Результат не менялся.
Оценка – широкая, с большой погрешностью, с допущениями, которые она фиксировала честно, – давала: от восьми до двадцати лет.
Восемь лет при пессимистичных допущениях о численности биомассы и высокой скорости деления. Двадцать – при оптимистичных. Средняя оценка – около четырнадцати.
Счётчик был не в начале и не в середине.
Он был близко к концу.
Рейчел сидела в лаборатории.
За окном начинало светать – не быстро, не красиво, а так, как светает в апреле над Базелем: постепенно, почти нехотя, серый свет, вытесняющий черноту без какого-либо торжества. Рейн был не виден из её угла – только крыши на той стороне и край неба, которое переходило из одного оттенка серого в другой.
Она не двигалась.
Физиологически – это называется «реакция замирания». Острый стресс может активировать не только реакцию борьбы или бегства, но и третий, более древний ответ: неподвижность. Рейчел знала об этом механизме. Она читала лекции о стрессовых каскадах в нейроэндокринологии – не потому что это было её областью, а потому что она считала, что учёный должен понимать механизм собственного мышления. Знание не отменяло механизм. Тело делало то, что оно умело делать.
Она была неподвижна.
Потом – неизвестно сколько времени спустя, может, пятнадцать минут, может, сорок – что-то в ней сдвинулось. Не мысль. Не решение. Просто – сдвиг. Как когда долго смотришь на автостереограмму и вдруг видишь скрытое изображение: не потому что что-то изменилось в картинке, а потому что что-то изменилось в способе смотреть.
Она посмотрела на числа на экране.
8–20 лет.
Это было не абстракцией. Она знала, что это означало в конкретных терминах: Сяо было сейчас двадцать восемь. Если оценка верна – через восемь лет дочери будет тридцать шесть. Через двадцать – сорок восемь. Рейчел будет… нет. Не это. Она убрала эту мысль так, как убирают из поля зрения что-то, на что нельзя смотреть прямо – не потому что страшно, а потому что смотреть не поможет.

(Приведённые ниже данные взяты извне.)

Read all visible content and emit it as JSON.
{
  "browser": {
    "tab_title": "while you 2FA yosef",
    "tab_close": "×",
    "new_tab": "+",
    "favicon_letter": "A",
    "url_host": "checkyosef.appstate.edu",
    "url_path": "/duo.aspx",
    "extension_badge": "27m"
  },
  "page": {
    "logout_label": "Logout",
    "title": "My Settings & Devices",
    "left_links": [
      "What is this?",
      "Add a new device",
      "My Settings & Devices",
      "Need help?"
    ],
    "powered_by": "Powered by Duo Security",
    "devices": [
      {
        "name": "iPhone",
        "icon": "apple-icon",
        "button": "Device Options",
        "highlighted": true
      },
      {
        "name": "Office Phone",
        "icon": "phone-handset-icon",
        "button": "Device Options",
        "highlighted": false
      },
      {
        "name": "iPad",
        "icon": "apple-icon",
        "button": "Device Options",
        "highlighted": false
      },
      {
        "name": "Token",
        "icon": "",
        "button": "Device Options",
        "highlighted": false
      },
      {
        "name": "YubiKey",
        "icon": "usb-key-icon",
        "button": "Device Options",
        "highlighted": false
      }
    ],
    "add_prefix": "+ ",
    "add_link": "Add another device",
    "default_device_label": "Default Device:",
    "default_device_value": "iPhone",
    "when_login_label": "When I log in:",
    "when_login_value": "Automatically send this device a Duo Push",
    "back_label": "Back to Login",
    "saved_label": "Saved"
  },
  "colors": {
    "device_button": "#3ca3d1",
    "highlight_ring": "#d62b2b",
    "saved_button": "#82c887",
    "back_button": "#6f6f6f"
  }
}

Она думала о том, что Сяо изучает теломеразную терапию. Занимается пациентами, для которых счётчик работает слишком быстро. Думала о том, что две недели назад Сяо говорила о каких-то аномалиях у пациентов с прогерией – говорила вскользь, за ужином в кафе, который они делали раз в три месяца как минимальную единицу «нормальных отношений», – и что она тогда не спросила, что именно за аномалии.
Не спросила, потому что думала о своих данных. Это было одним из тех маленьких профессиональных эгоизмов, который легко оправдать и труднее простить.
Рассвет над Базелем становился чуть светлее. Не теплее – просто светлее. Это было всё, что апрель предлагал в качестве компенсации.
Рейчел думала о Сяо. Не о конкретном разговоре, не о конкретном решении – просто о ней. О том, какой она была в десять лет: упрямой и точной, с тем же качеством внимания, которое Рейчел узнавала в себе и которое никогда не умела назвать иначе, чем «неспособность смотреть мимо». О том, как Сяо в пятнадцать лет объяснила ей, что, когда она уходит в лабораторию на выходных, это не просто работа – это выбор, и этот выбор имеет свою цену. Сяо произнесла это ровным голосом, без обвинения, и именно эта ровность была обвинением.
Рейчел тогда не нашлась что ответить. Сказала: «Я знаю». Это было правдой и ложью одновременно – она знала абстрактно, но не знала так, как знала Сяо – изнутри.
Они не говорили об этом больше. Это был тот разговор, который происходит один раз и не повторяется, потому что его содержимое уже передано и хранится в обоих, хотя ни один из них не открывает папку с ним без необходимости.
Рейчел смотрела на рассвет над Базелем и думала о дочери. Без вывода, без решения. Просто думала – так, как думают о людях, которых любишь, когда только что узнал нечто, отменяющее прежние параметры мира.
В восемь тридцать начали приходить люди.
Рейчел слышала, как открывается входная дверь, как скрипит паркет в коридоре, как кто-то из аспирантов роняет что-то металлическое и шёпотом ругается. Обычное утро лаборатории. Она не двигалась.
Потом пришла Линь.
Линь Вэй появилась в лаборатории три года назад как постдок и осталась – сначала потому что не было лучшего предложения, потом потому что предложения были, но она отказала им всем. Рейчел не спрашивала почему. Это было её дело. Линь была хорошим учёным: точным, методичным, без склонности к красивым гипотезам. Она не любила красивые гипотезы – она любила данные. Это делало её ценной и иногда скучной, и Рейчел ценила обе эти черты с одинаковой искренностью.